This post has been long in the writing for several reasons, the biggest being that I stopped working for almost a month due to family issues. Please forgive its particularly choppy writing style; having waited this long already, I now lack the patience to further clean it up.
- Is an ACID-compliant, document-oriented, non-SQL, XML-based scale-out DBMS vendor of non-trivial size and momentum.
- Still has the same technical approach I previously described.
- Recently posted an internally-written white paper with a lot of technical detail.
- Recently had a point release — MarkLogic 4.2 — a lot of which seems to be “Oh, you didn’t have that before?” kinds of stuff.
- Has given me permission to post most of the slides from same, the first few of which give a nice overview of the MarkLogic story.
- Claims 200+ each of customers and employees (that’s from a slide MarkLogic did ask me to remove from the deck).
- Is a client again.
- Not coincidentally, is interested in branching out past the vertical markets of media and government/intelligence, in particular to the financial services market.
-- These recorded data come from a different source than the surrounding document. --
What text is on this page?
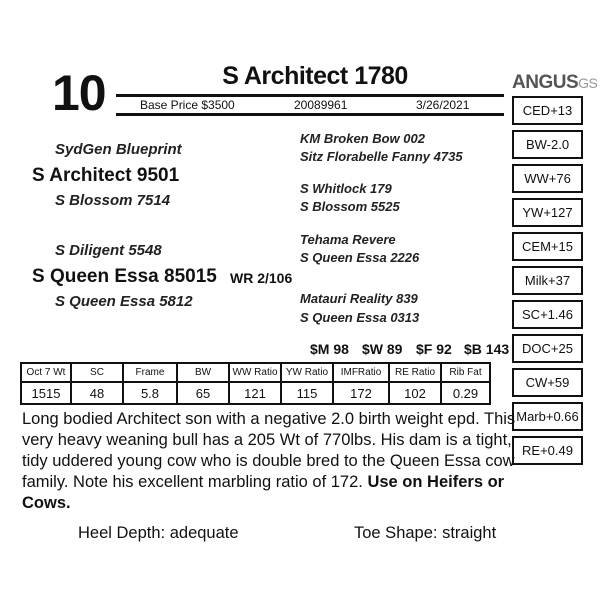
10	S Architect 1780
Base Price $3500	20089961	3/26/2021
ANGUSGS
CED+13
BW-2.0
WW+76
YW+127
CEM+15
Milk+37
SC+1.46
DOC+25
CW+59
Marb+0.66
RE+0.49
SydGen Blueprint
S Architect 9501
S Blossom 7514
S Diligent 5548
S Queen Essa 85015 WR 2/106
S Queen Essa 5812
KM Broken Bow 002
Sitz Florabelle Fanny 4735
S Whitlock 179
S Blossom 5525
Tehama Revere
S Queen Essa 2226
Matauri Reality 839
S Queen Essa 0313
$M 98 $W 89 $F 92 $B 143
Oct 7 Wt	SC	Frame	BW	WW Ratio	YW Ratio	IMFRatio	RE Ratio	Rib Fat
1515	48	5.8	65	121	115	172	102	0.29
Long bodied Architect son with a negative 2.0 birth weight epd. This very heavy weaning bull has a 205 Wt of 770lbs. His dam is a tight, tidy uddered young cow who is double bred to the Queen Essa cow family. Note his excellent marbling ratio of 172. Use on Heifers or Cows.
Heel Depth: adequate	Toe Shape: straight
- Has finally rationalized its company and product names so that both are now “MarkLogic.”
- Has finally grasped that if it is proud of its ACID-compliance it probably shouldn’t be trying to market itself as “NoSQL”.
I think it’s time to do a catch-up post about MarkLogic.
As a practical matter, most MarkLogic users fall into the overlapping areas of “content publishing” and “search.” However, in saying that I should note that from a search standpoint, MarkLogic is both less and more than a standard state-of-the-art text search engine. What I mean is:
- MarkLogic offers a simplistic search engine out-of-the-box.
- MarkLogic also offers a long list of sophisticated search features (see the white paper linked above), but you have to integrate those in yourself. Some of these are new in Release 4.2.
- MarkLogic also lets you integrate in search on structured fields in a way classic text search engines do not.
However, MarkLogic does not do relational JOINs.
A couple of specific notes on MarkLogic’s search capabilities:
- MarkLogic’s tokenization/stemming are OEMed from SAP subsidiary Inxight.
- As Verity did in the late 1990s, MarkLogic lets you run individual documents by long lists of queries, to drive alerting-oriented applications. I gather MarkLogic calls this “reverse query,” although overall that seems to be a somewhat ambiguous/overloaded phrase.
One exception to MarkLogic’s historical search/publishing focus is OEM OpenConnect, a then-client to whom I recommended MarkLogic, and who found MarkLogic to have great performance sorting through what amounts to graphs or trees of log events. Other exceptions may be found in the financial services market, where MarkLogic speaks of one customer that stores the complex information defining derivatives contracts as XML documents.
There are multiple aspects to the conjunction of MarkLogic and ETL/ELT/ELTL (Extract/Transform/Load/Transform):
- XML was invented for ETL. Other XML DBMS vendors focus more on ETL-oriented XML use than MarkLogic does. Perhaps in the future MarkLogic’s target markets will include more in that area.
- MarkLogic 4.2 adds two major pieces of ETL-oriented functionality:
- An ETL development GUI, thrillingly named “Information Studio.”
- Support for XSLT as a first-class language along with XQuery, which in particular is being used to support Information Studio.
- MarkLogic thinks it’s a great idea if you enhance data before or after putting it into a MarkLogic database.
- MarkLogic’s new replication functionality (more on that below) can be adapted to produce a transformed version rather than (or in addition to) a faithful copy. One use: A partial copy (specifically, metadata only) of high-security information might be suitable for people with lower clearances (who might be allowed to know all intelligence conclusions, but only to see the identities of the specific sources on a need-to-know basis).
MarkLogic scales out via a form of node heterogeneity, in that there are two types of nodes — evaluator and data. All MarkLogic evaluator nodes talk to all MarkLogic data nodes, and hence vice-versa. There is no third kind of “head” node, so I presume any evaluator node can act as a head for any particular query. The whole thing sounds fairly Exadata-like, if we ignore the fact that MarkLogic probably got there before Oracle Exadata shipped. Documents are distributed among data nodes via a hashing mechanism.
Note: The choice of hash key presumably doesn’t matter as much as it does in a relational DBMS, since MarkLogic has no concept of join, hash join, or having a join be accelerated by the fact that data is pre-hashed on the join key.
One focus area for MarkLogic 4.2 was revamping the MarkLogic availability story. In particular:
- MarkLogic has offered failover for a while. But in previous releases MarkLogic’s failover was based on an underlying clustered file system, whereas MarkLogic 4.2 lets you use cheaper local disk.
- Prior to MarkLogic 4.2, replication (e.g. for disaster recovery) relied on the storage system, unless you wanted to pony up for a professional services engagement. Now MarkLogic offers built-in document-level replication.